One thing I continue to hear from our customers is that we’re learning we’re a lot stronger than we thought. We can pivot, change, and take these challenges head on. SMB business leaders are a resilient group.
Though this work is critical and valuable, 55% of SMB leaders in the U.S. have not taken any listed action to combat racial injustice. To reach true equality and equity, all of us need to do our part. At Salesforce, we’re focusing on training and programs to help employees better understand how to be racial equality allies. We hope to see continued improvement across the SMB sector.
3. Small and medium businesses have changed the way they interact with customers
Four things growing SMBs are doing to change customer interactions and address new customer expectations since the COVID-19 pandemic began jumped out at me:
- A majority of growing SMBs (57%) said they are more careful about their customer communications. This includes not only targeted messages, but also transparency about what they’re doing to address pandemic-specific concerns (e.g., food pickup/delivery).
- They are expanding how customers reach them. Many SMBs are now using SMS and other real-time messaging platforms to offer instant customer service. Nearly half (49%) of growing SMBs said they have expanded the ways customers can reach them.
- 49% of growing SMBs are offering more flexibility to customers, including around payment terms.

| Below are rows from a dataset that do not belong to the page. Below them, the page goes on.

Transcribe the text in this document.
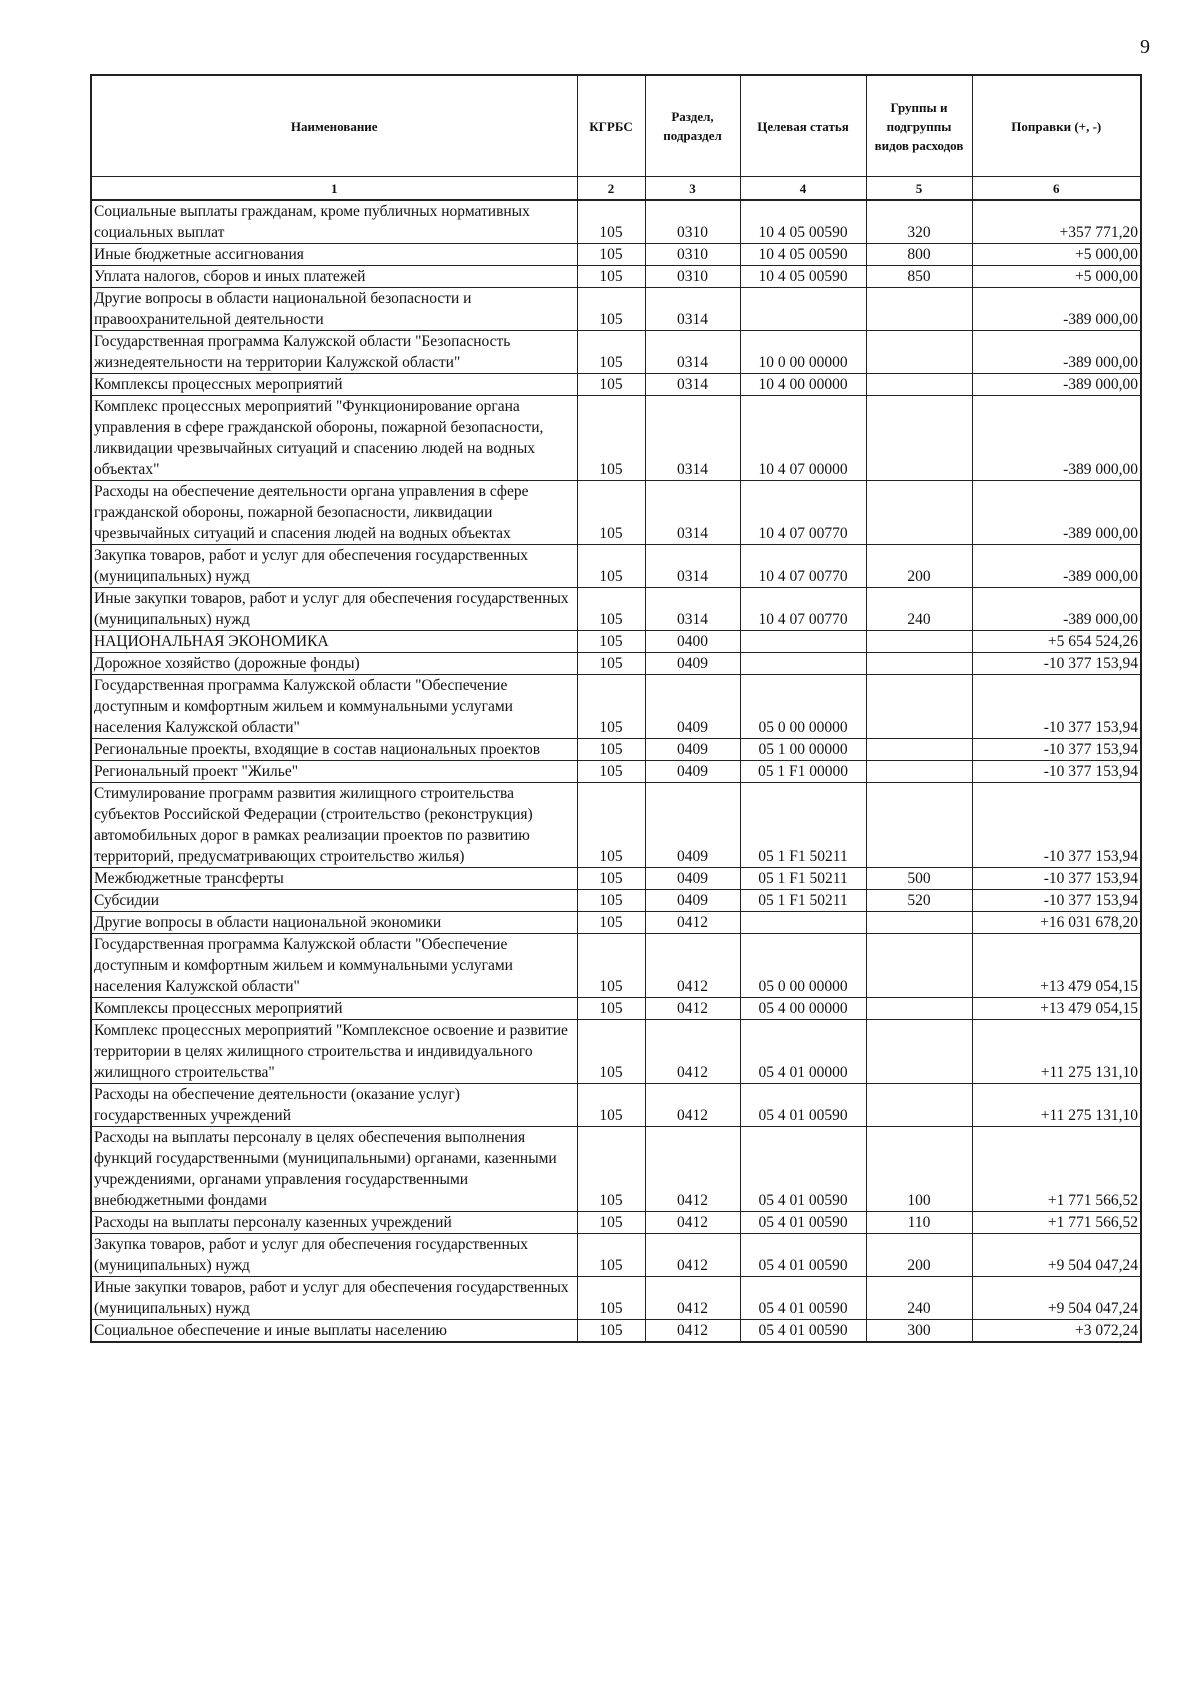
9
Наименование	КГРБС	Раздел, подраздел	Целевая статья	Группы и подгруппы видов расходов	Поправки (+, -)
1	2	3	4	5	6
Социальные выплаты гражданам, кроме публичных нормативных социальных выплат	105	0310	10 4 05 00590	320	+357 771,20
Иные бюджетные ассигнования	105	0310	10 4 05 00590	800	+5 000,00
Уплата налогов, сборов и иных платежей	105	0310	10 4 05 00590	850	+5 000,00
Другие вопросы в области национальной безопасности и правоохранительной деятельности	105	0314			-389 000,00
Государственная программа Калужской области "Безопасность жизнедеятельности на территории Калужской области"	105	0314	10 0 00 00000		-389 000,00
Комплексы процессных мероприятий	105	0314	10 4 00 00000		-389 000,00
Комплекс процессных мероприятий "Функционирование органа управления в сфере гражданской обороны, пожарной безопасности, ликвидации чрезвычайных ситуаций и спасению людей на водных объектах"	105	0314	10 4 07 00000		-389 000,00
Расходы на обеспечение деятельности органа управления в сфере гражданской обороны, пожарной безопасности, ликвидации чрезвычайных ситуаций и спасения людей на водных объектах	105	0314	10 4 07 00770		-389 000,00
Закупка товаров, работ и услуг для обеспечения государственных (муниципальных) нужд	105	0314	10 4 07 00770	200	-389 000,00
Иные закупки товаров, работ и услуг для обеспечения государственных (муниципальных) нужд	105	0314	10 4 07 00770	240	-389 000,00
НАЦИОНАЛЬНАЯ ЭКОНОМИКА	105	0400			+5 654 524,26
Дорожное хозяйство (дорожные фонды)	105	0409			-10 377 153,94
Государственная программа Калужской области "Обеспечение доступным и комфортным жильем и коммунальными услугами населения Калужской области"	105	0409	05 0 00 00000		-10 377 153,94
Региональные проекты, входящие в состав национальных проектов	105	0409	05 1 00 00000		-10 377 153,94
Региональный проект "Жилье"	105	0409	05 1 F1 00000		-10 377 153,94
Стимулирование программ развития жилищного строительства субъектов Российской Федерации (строительство (реконструкция) автомобильных дорог в рамках реализации проектов по развитию территорий, предусматривающих строительство жилья)	105	0409	05 1 F1 50211		-10 377 153,94
Межбюджетные трансферты	105	0409	05 1 F1 50211	500	-10 377 153,94
Субсидии	105	0409	05 1 F1 50211	520	-10 377 153,94
Другие вопросы в области национальной экономики	105	0412			+16 031 678,20
Государственная программа Калужской области "Обеспечение доступным и комфортным жильем и коммунальными услугами населения Калужской области"	105	0412	05 0 00 00000		+13 479 054,15
Комплексы процессных мероприятий	105	0412	05 4 00 00000		+13 479 054,15
Комплекс процессных мероприятий "Комплексное освоение и развитие территории в целях жилищного строительства и индивидуального жилищного строительства"	105	0412	05 4 01 00000		+11 275 131,10
Расходы на обеспечение деятельности (оказание услуг) государственных учреждений	105	0412	05 4 01 00590		+11 275 131,10
Расходы на выплаты персоналу в целях обеспечения выполнения функций государственными (муниципальными) органами, казенными учреждениями, органами управления государственными внебюджетными фондами	105	0412	05 4 01 00590	100	+1 771 566,52
Расходы на выплаты персоналу казенных учреждений	105	0412	05 4 01 00590	110	+1 771 566,52
Закупка товаров, работ и услуг для обеспечения государственных (муниципальных) нужд	105	0412	05 4 01 00590	200	+9 504 047,24
Иные закупки товаров, работ и услуг для обеспечения государственных (муниципальных) нужд	105	0412	05 4 01 00590	240	+9 504 047,24
Социальное обеспечение и иные выплаты населению	105	0412	05 4 01 00590	300	+3 072,24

Customers are in control and need to be treated as such.
- Just over a third of growing SMBs (37%) are prioritizing developing customer relationships over one-time transactions.
4. Digital-forward SMBs are more prepared to handle market volatility
The pandemic has forced many businesses to digitize in order to offer touchless payments, contactless pick-up/delivery of goods, and other COVID-safer customer options. Thirty-five percent of growing businesses that had less than 50% of business operations digitized before the pandemic said the pandemic accelerated their digitization plans, but only 28% of stagnant or declining SMBs said the same.
5. Small business statistics indicate they’re taking action to prepare for future crises
Notably, some SMBs (27%) have started emergency funds as a backstop against future business interruptions. The majority of SMBs are so dependent on monthly revenue that even a one month disruption can require recovery.
Many SMBs are now using SMS and other real-time messaging platforms to offer instant customer service. Nearly half (49%) of growing SMBs said they have expanded the ways customers can reach them.
SMBs are also digitizing customer interactions (38%), internal communications (35%), and workflows (34%) to help ensure flexibility and continuity of operations in the event of a future crisis. Before the pandemic, SMB leaders reported that on average, 44% of their business operations were digitized. Nearly one in three of those that had less than 50% of business operations digitized before the pandemic began (30%) said the pandemic had accelerated their digitization initiatives.
These digitization exercises can deliver benefits well beyond the life of this pandemic. As we make our way toward full economic reopening, we may return to some of the old ways of doing business. But like buying more online and working from home, many of the changes brought on by the pandemic – or accelerated by it – are here to stay.
*Small sample size (n<100), results must be interpreted directionally.